Seasoned traders are scratching their heads. Big punts on small Chinese firms won’t affect broader markets, but retail cash coursing through mainstream shares will further widen the disconnect between equity prices and the global economy.
WATCH THAT VIX
The June 11 equity sell-off brought the spotlight back onto the Cboe Volatility Index, or VIX – Wall Street’s “fear gauge.” It pared a weeks-long drift lower to rise above 40, its highest close since April 23, amid renewed fears for U.S. growth and the coronavirus trajectory.
A raft of U.S. data due in coming days might allay some concerns if they reveal an economy on the mend. April retail sales plunged a record 16.4 per cent, but hopefully that was the nadir. Industrial production and housing starts are the other anticipated data points.
The VIX could react, however, if infections rise further. Also, with U.S. presidential election campaigning getting under way, VIX futures are starting to capture political risks – there’s a visible bump in volatility expectations closer to the Nov. 3 vote.
BOE WAR CHEST
A quiet bus passes the Bank of England in London March 23.Toby Melville/Reuters
All central banks are battling coronavirus damage, but the Bank of England also has Brexit to contend with. April’s 20-per-cent GDP slump leaves Britain’s economy the same size as in 2002; this year could bring the biggest contraction in 300 years.
The BoE is expected to give itself another £100-billion ($170.4-billion) in firepower at its June 18 meeting, adding to the expansion announced in March. Some reckon it could stretch to £200-billion.
What about letting interest rates go negative? Unlikely – the BoE says it needs more time to weigh that.
Unfortunately, policy makers don’t know if coronavirus cases will surge again or whether the government can reach a trading arrangement with the EU by Dec. 31. If Britain is cast adrift without a trade deal, all bets are off on the economic outlook – and indeed on how much quantitative easing the BoE will eventually have to do.
TICK TOCK
European Union flags flutter outside the European Commission headquarters in Brussels, Belgium, June 5.Yves Herman/Reuters
The clock is ticking again for the European Union, which has two pressing matters to deal with.
First, Brexit.
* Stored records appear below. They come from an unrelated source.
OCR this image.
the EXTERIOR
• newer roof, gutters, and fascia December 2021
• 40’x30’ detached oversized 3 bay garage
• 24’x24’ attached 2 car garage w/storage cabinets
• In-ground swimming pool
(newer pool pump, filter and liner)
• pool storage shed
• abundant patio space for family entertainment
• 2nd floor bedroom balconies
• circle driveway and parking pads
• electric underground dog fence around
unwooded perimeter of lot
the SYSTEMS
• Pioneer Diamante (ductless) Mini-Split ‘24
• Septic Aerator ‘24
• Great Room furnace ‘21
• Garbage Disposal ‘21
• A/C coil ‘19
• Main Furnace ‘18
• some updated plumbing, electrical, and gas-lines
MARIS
On June 15, Britain and the EU will attempt to revive stalled talks on post-Brexit ties. There’s been little progress on a free-trade agreement and little time left to extend the end-2020 deadline for a deal.
Then, from June 18 to 19, EU leaders will debate a recovery fund to repair COVID-19 damage. Most members support the European Commission proposal. But a quartet dubbed the “Frugal Four” – Netherlands, Austria, Denmark and Sweden – remain skeptical. For the proposal to succeed, it must get the nod from everyone. Any delay will be a major setback for the euro and southern European bonds.
TWO AND THREE
A man wearing a protective mask walks past the headquarters of Bank of Japan on May 22.KIM KYUNG-HOON/Reuters
Data from the world’s second and third-largest economies will soon tell us how large a gap there is between hope and reality. China releases retail sales, industrial output and house price data, while Japan has trade figures and a central bank meeting.
The Bank of Japan won’t do much on June 15 and 16, given its yield curve is already set to a tune conducive for growth and its balance sheet continues to expand.
China should show a multitrack recovery – an industrial sector slowing less markedly, a timid consumer and a housing market feeding on cheap credit.
Authorities are switching toward more targeted lending, away from just easing broad cash conditions, but it’s too early to see that play out in data.